In 2019, a team led by Dr. Keith Cheng, distinguished professor of pathology, pharmacology and biochemistry and molecular biology, developed “X-ray histotomography” — a cellular form of CT imaging, as a method for investigating the 3D architecture of cells and tissues in biological samples at unprecedented resolution and clarity. Spencer Katz, an MD/PhD medical scientist training program student on Cheng’s team, has modified this micro-CT technique to specifically investigate melanin, a pigment scientists are studying in human skin color and melanoma research, in whole zebrafish.

Melanin is a brown to black pigment that gives the zebrafish its characteristic stripes and humans dark skin, hair and eyes. More than 15 years ago, Cheng and his lab discovered a key gene in the evolution of light skin color in humans by studying a particular mutant zebrafish line, golden, that has lighter stripes. This discovery demonstrated the relevance of zebrafish models for studying critical questions about human biology and disease, including albinism and melanoma.

Micro-CT, like human CT, uses a series of X-rays taken at slightly different angles to compute, or reconstruct, 3D representations of the original object. For micro-CT, the samples are smaller and the resolution developed by Cheng’s team is 2000-fold higher. Katz used silver to stain the melanin, which allowed the researchers to determine the 3D location and density of melanin from scans of whole zebrafish.

To perform the imaging, the Cheng Lab partnered with Dilworth Parkinson at the Advanced Light Source at the Lawrence Berkeley National Labs in Berkeley, California — home of one of America’s most powerful synchrotron X-ray sources, where he directs a micro-CT resource suitable for Cheng’s X-ray histotomography. The lab’s new X-ray detector system was designed to achieve resolutions unprecedented for samples the size of whole zebrafish or human biopsies.

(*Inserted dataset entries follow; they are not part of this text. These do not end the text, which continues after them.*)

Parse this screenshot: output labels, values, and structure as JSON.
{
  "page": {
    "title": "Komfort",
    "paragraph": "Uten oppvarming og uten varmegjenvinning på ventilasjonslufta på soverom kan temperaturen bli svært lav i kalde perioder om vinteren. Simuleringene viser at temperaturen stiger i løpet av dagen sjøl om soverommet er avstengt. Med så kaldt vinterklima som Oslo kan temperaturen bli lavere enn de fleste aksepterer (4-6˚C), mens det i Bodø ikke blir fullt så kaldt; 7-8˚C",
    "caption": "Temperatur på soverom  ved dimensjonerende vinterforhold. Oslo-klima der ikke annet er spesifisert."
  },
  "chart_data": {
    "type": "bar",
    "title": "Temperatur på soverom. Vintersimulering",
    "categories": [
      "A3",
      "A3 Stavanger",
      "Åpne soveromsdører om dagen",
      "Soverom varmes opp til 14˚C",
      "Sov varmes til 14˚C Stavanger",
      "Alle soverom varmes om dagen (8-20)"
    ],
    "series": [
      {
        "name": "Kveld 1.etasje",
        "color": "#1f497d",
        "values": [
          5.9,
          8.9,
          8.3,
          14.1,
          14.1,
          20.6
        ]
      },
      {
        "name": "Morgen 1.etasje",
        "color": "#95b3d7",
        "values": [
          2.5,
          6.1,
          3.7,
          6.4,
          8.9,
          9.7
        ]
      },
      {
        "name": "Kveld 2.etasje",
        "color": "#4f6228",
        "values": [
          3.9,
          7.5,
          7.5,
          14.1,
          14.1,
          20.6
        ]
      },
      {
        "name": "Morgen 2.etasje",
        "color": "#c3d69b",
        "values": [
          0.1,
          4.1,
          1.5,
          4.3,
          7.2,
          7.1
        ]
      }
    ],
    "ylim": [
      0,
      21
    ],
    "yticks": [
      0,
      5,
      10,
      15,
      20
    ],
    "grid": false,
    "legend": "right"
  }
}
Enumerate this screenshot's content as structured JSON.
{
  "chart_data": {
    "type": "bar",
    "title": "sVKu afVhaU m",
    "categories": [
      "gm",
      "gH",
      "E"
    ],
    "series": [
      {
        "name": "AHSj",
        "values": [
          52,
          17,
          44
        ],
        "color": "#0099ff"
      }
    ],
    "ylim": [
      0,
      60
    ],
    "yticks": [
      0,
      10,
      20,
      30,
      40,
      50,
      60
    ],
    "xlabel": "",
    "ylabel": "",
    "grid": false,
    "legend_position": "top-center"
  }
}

The team scanned zebrafish with both normal and altered pigmentation, including golden.

The researchers were able to visualize every cell containing melanin, called melanocytes, in the fish, and map each of their positions in 3D. Moreover, they could get quantitative measurements of their melanin content, allowing direct comparison of melanin content across normal and mutant fish for the first time. They published the results of their study in eLife.

This work laid a foundation for further research on melanin-containing cancers, or melanomas, which are typically graded by the depth of tumor cell invasion. According to Cheng, a researcher at Penn State Cancer Institute, a number of zebrafish models of melanoma exist and can be studied using the new technique. Katz and Cheng said that human melanomas can be stained with silver and imaged in the same way to more completely characterize the tumor cells and their arrangements in tumors. They predict that scientists will be able to, for example, count the number of tumor cells of different characteristics and more definitively study invasion, a central characteristic of cancer, helping doctors with prognostic and treatment decisions.

In the future, the Cheng Lab will continue to develop new staining and optical methods for expanding the applications of histotomography. This study represents a proof-of-principle for how whole-body, 3D computational analysis of organisms and tissues can be achieved using micro-CT that may allow a far more complete understanding of gene function.